580

Case No. 11,119.

PICKELL v. The LOPER.

[Taney, 500.]1

Circuit Court, D. Maryland.

April Term, 1851.

MARITIME LIENS—SUPPLIES—HOME PORT—RESIDENCE OF OWNER—FOREIGN SERVICE.

1. The port where a vessel is enrolled and licensed is her home-port. The circumstance that her owner or charterer was a citizen of another state, would not make her a foreign vessel at that port.

[Cited, but not followed, in The Albany, Case No. 131.]

2. Supplies furnished at that port must be considered as furnished at her home-port, and will create no lien on the vessel.

[Cited in The George T. Kemp, Case No. 5,341; The Rapid Transit, 11 Fed. 329.]

3. A vessel whose voyages are confined within the limits of the district where she is enrolled and licensed, although she may connect with vessels or vehicles by which the line of communication is extended to the port of another state, cannot be considered as engaged upon foreign voyages.

4. The furnishing of necessaries to enable her to perform such voyages, is not a maritime contract, and has no connection with commerce upon the high seas, and does not fall within the principles and reasons upon which the maritime law implies a lien.

[Appeal from the district court of the United States for the district of Maryland.]

[This was a libel in rem by John Pickell against the steamboat Loper to recover the value of certain supplies furnished the vessel. From a decree of the district court dismissing the libel for want of jurisdiction. (case unreported), libellant appeals.]

John Glenn, for libellant.

Wm. Hamilton, Jr., for respondent.

TANEY, Circuit Justice. This is a proceeding in rem, to charge the steamboat Loper with the value of a quantity of coal furnished by the libellant for the use of the vessel. The case is imperfectly brought up by the record. It appears from the answer, that the Loper was employed under a charter-party, at the time when the coal was furnished; but the charter-party is not produced, nor is it stated for what voyages she was chartered, nor at what port she was enrolled and licensed. But there is enough in the case, notwithstanding these omissions, to enable the court to decide the question of jurisdiction, which will dispose of the whole case.

It is admitted, that the vessel was employed in voyages between Baltimore and Chesapeake City, which is situated at the entrance 581of the Chesapeake and Delaware Canal, on the Maryland side.
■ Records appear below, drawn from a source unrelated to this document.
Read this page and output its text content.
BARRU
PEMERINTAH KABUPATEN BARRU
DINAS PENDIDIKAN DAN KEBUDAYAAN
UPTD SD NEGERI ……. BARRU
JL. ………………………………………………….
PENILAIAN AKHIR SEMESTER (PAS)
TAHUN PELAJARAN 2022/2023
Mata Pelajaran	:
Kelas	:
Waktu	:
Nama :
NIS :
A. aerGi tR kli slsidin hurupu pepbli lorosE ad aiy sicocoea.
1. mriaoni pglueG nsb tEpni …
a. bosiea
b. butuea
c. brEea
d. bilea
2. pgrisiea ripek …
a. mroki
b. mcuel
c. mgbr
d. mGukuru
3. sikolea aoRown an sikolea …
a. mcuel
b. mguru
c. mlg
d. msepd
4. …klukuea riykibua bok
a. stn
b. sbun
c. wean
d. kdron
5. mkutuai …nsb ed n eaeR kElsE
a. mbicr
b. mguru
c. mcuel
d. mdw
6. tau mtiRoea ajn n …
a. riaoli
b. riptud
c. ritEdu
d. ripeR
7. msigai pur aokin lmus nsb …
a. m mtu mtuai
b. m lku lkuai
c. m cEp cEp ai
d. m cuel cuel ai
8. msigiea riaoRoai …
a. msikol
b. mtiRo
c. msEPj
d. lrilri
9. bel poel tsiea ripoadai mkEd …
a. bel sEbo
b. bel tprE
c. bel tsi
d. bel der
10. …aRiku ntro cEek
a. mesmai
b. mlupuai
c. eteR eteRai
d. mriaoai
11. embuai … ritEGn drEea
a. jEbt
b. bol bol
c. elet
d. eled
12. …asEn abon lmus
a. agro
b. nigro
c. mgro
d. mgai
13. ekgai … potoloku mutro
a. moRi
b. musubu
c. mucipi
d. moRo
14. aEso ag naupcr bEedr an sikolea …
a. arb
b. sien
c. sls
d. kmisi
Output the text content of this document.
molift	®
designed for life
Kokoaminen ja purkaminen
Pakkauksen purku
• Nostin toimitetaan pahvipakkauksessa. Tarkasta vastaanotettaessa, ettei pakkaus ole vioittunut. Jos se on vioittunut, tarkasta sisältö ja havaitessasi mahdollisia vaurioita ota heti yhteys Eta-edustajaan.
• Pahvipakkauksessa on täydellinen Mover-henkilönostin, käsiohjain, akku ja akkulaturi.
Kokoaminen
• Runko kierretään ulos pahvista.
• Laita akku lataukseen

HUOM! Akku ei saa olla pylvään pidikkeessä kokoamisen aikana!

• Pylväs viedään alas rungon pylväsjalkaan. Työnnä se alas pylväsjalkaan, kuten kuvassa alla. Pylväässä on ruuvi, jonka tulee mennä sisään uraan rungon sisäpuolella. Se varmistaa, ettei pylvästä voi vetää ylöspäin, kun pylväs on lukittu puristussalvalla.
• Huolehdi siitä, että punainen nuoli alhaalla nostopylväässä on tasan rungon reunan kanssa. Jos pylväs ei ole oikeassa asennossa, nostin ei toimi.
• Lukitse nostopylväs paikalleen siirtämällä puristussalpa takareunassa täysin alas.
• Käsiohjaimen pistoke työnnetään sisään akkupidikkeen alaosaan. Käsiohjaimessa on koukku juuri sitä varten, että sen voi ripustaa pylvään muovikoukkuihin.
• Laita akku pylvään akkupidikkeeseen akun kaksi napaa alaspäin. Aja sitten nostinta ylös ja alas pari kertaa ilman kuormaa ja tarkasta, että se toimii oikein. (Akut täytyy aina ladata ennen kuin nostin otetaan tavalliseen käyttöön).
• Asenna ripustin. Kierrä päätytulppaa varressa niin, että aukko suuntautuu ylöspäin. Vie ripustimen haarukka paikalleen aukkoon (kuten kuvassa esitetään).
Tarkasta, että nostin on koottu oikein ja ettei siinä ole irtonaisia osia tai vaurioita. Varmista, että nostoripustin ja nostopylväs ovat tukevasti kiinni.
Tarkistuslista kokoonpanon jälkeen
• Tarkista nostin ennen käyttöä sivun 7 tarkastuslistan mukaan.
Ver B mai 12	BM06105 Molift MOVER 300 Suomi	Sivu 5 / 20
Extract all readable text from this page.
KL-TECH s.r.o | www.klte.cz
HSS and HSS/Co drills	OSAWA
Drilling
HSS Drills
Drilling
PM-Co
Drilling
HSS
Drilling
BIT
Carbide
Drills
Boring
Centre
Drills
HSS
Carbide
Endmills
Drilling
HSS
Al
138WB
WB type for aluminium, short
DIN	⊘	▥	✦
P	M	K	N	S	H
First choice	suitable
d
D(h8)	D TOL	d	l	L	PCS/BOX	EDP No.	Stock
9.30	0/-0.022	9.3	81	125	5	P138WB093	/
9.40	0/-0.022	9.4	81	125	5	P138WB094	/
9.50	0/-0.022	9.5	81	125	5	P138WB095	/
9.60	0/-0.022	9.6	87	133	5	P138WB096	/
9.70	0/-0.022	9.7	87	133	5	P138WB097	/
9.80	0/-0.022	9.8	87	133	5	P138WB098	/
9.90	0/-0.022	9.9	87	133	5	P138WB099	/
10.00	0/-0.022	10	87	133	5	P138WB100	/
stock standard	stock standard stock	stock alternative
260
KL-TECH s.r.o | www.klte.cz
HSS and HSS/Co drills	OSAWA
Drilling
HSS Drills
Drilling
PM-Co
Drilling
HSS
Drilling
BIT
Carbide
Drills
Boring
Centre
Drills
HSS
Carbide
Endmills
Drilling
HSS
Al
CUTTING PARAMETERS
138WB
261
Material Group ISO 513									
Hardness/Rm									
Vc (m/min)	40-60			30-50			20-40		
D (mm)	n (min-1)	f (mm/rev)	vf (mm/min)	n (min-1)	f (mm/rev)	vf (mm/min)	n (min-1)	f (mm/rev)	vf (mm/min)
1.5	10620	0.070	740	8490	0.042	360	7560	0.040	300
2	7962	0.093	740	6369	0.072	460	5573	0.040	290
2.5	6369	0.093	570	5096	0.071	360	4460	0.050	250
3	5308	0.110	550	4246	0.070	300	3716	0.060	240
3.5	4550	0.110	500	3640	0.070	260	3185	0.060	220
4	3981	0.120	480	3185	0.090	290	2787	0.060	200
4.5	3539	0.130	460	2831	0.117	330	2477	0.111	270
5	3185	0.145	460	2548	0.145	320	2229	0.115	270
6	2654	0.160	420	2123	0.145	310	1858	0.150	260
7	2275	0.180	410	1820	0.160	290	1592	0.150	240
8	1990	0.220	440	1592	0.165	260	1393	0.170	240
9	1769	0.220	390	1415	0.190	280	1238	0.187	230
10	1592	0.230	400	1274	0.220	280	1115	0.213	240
She formed part of a line established for the conveyance of passengers and freight between Baltimore and Philadelphia, passing through the canal; but the Loper did not traverse the whole line, her trips from Baltimore terminated at Chesapeake City, in the same collection district; she must, therefore, have been enrolled and licensed in the port of Baltimore, where the coal was furnished. It is also admitted, that she was owned by citizens residing out of the state of Maryland; but the residence of the charterer is not stated.

At the hearing in the district court, the libel was dismissed for want of jurisdiction, and I think the decision was clearly right. The voyages in which the Loper was engaged, and for which these necessaries were furnished, were not even foreign voyages, but were confined to the same state and to the same collection district; they were confined to the district in which she must have been enrolled and licensed. Her connection with another vessel or vehicle by which the line of communication was extended to the port of another state, could not alter the nature or character of the voyages which the Loper performed. And certainly, necessaries supplied to enable a vessel to perform such a voyage, is not a maritime contract, and has no connection with commerce on the high seas, and does not fall within the principles and reasons upon which the maritime law implies a lien. The grounds upon which the power to create these liens by the contract of the master or agent, are briefly and clearly stated in the case of The St. Jago de Cuba, 9 Wheat. [22 U. S.] 416, 417.

But if the Loper had passed through the canal, and run from Baltimore to Philadelphia, this libel in rem could not be maintained. The circumstance that the owner or chatterer was a citizen of another state would not make her a foreign vessel in the port of Baltimore; the port at which she was enrolled and licensed was her home-port. And as she belonged to Baltimore, and the supplies were furnished here, they were furnished at her home-port, and created no lien upon the vessel. This question was directly decided by the supreme court, in the case of The General Smith, 4 Wheat [17 U. S.] 438, in which the court said, that in respect to repairs and necessaries in the port or state to which the ship belongs, the case is governed altogether by the municipal law of that state; and no lien is implied, unless it is recognised by that law. Certainly, there is no law of Maryland which gives such a lien.

The decree of the district court must, therefore, be affirmed, with costs.

1 [Reported by James Mason Campbell, Esq., and here reprinted by permission.]